Mine has to be: It better to regret something you have done then something you haven't

Think it is soooo true and got me into mischief a fair few times


----------



## Fluffs (Aug 31, 2004)

I think people get sick of me saying this one.... 'everything happens for a reason...'    It's true though, you can't always see the reasoning at the time but later on it becomes apparent....


----------



## cleg (Jun 27, 2006)

shut up seems to be my favourite + most used saying at the moment  

erm there is a few 

"you get nothing if you dont ask"
"better to be safe than sorry" thats one i have used a lot lately
"nothing ventured nothing gained"


xxx


----------



## sallywags (Jun 27, 2005)

'But first to thine own self be true, and it shall follow as the night the day, thou can'st not then be false to any man.' 

bit heavy, but basically mean be honest with yourself and you'll be honest to everyone else!


----------



## Loubie101 (Aug 20, 2005)

"He who sings prays twice"

I just love it   

Also my mum used to say something a long the lines of 'When God sends tiny feet, he sends tiny shoes' if any of us ever worried about how we were going to afford having babies


----------



## AmandaB1971 (Feb 19, 2006)

My favourite bikers saying (not very lady like I know) is

"If you can't ride with the big dogs don't p*$$ up tall trees!" 

   

Axxx


----------



## cleg (Jun 27, 2006)

like it mandy  

Loubie that was a sweet one bout the baby shoes  

xxx


----------



## ♥Saila♥ (Mar 27, 2006)

Every dog hath its day


----------



## maj79 (Jun 4, 2007)

I have a drinking problem, two hands and one mouth


----------



## ♥Saila♥ (Mar 27, 2006)

maj79 said:


> I have a drinking problem, two hands and one mouth


Thats my problem on occasion 

Everyone is kneaded out of the same dough but not baked in the same oven


----------



## Damelottie (Jul 26, 2005)

Its a right mucking fuddle


----------



## cleg (Jun 27, 2006)

well i personally wouldnt try that one emma   wouldt come out like that i would get muddled    

xxx


----------



## mayve (Oct 31, 2006)

"Happiness isn't having what you want, but wanting what you have"

a good motto to live by, I think


but lately I'm thinking more and more "you'll get nothing and like it" 

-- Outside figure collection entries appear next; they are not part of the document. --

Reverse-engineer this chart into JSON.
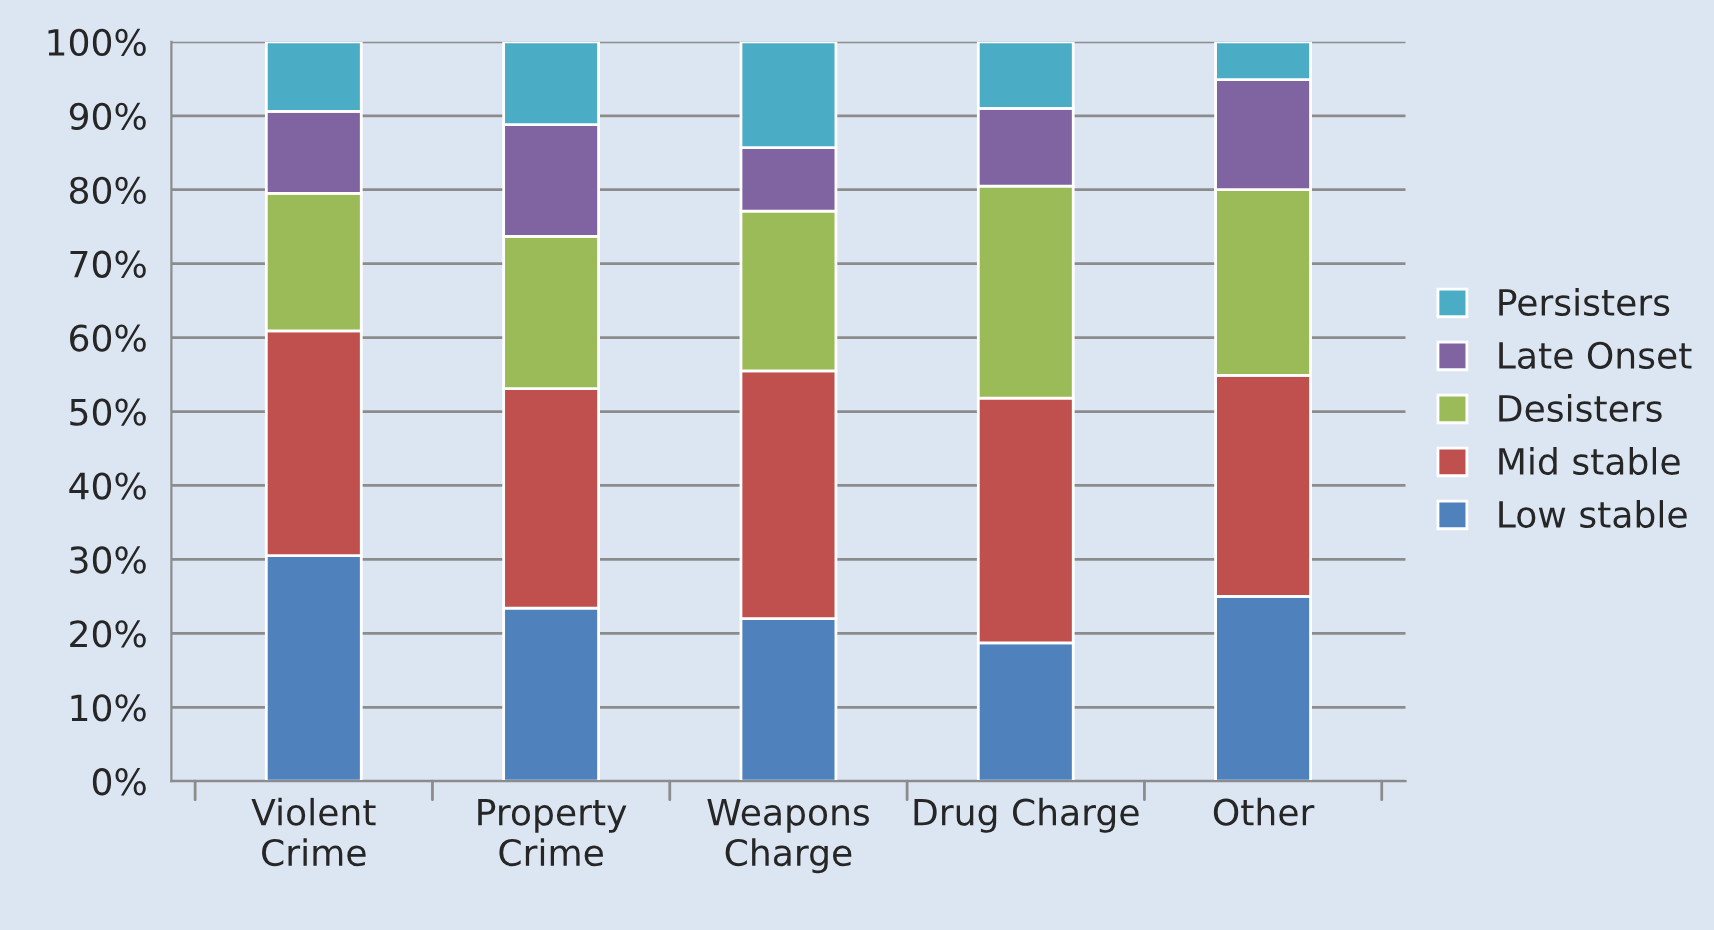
{
  "chart_data": {
    "type": "bar",
    "stacked": true,
    "categories": [
      "Violent\nCrime",
      "Property\nCrime",
      "Weapons\nCharge",
      "Drug Charge",
      "Other"
    ],
    "series": [
      {
        "name": "Low stable",
        "color": "#4f81bd",
        "values": [
          30.5,
          23.4,
          22.0,
          18.7,
          25.0
        ]
      },
      {
        "name": "Mid stable",
        "color": "#c0504d",
        "values": [
          30.4,
          29.7,
          33.5,
          33.1,
          29.9
        ]
      },
      {
        "name": "Desisters",
        "color": "#9bbb59",
        "values": [
          18.6,
          20.6,
          21.6,
          28.7,
          25.1
        ]
      },
      {
        "name": "Late Onset",
        "color": "#8064a2",
        "values": [
          11.1,
          15.1,
          8.6,
          10.5,
          14.9
        ]
      },
      {
        "name": "Persisters",
        "color": "#4bacc6",
        "values": [
          9.4,
          11.2,
          14.3,
          9.0,
          5.1
        ]
      }
    ],
    "ylim": [
      0,
      100
    ],
    "yticks": [
      {
        "value": 0,
        "label": "0%"
      },
      {
        "value": 10,
        "label": "10%"
      },
      {
        "value": 20,
        "label": "20%"
      },
      {
        "value": 30,
        "label": "30%"
      },
      {
        "value": 40,
        "label": "40%"
      },
      {
        "value": 50,
        "label": "50%"
      },
      {
        "value": 60,
        "label": "60%"
      },
      {
        "value": 70,
        "label": "70%"
      },
      {
        "value": 80,
        "label": "80%"
      },
      {
        "value": 90,
        "label": "90%"
      },
      {
        "value": 100,
        "label": "100%"
      }
    ],
    "grid": "y",
    "legend": "right"
  }
}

ahhh the extremes of IF-induced emotions


----------



## Fiffi (Aug 15, 2003)

Half of what I say is meaningless, but I still say it so that the other half may reach you


----------



## ♥Saila♥ (Mar 27, 2006)

I like that one Fiffi


----------



## DizziSquirrel (Feb 15, 2005)

OOh great thread!

Mine is 
"lest said soonest mended"


----------



## Fiffi (Aug 15, 2003)

thanks Saila...although a lot of the times, I feel most of what I say is meaningless


----------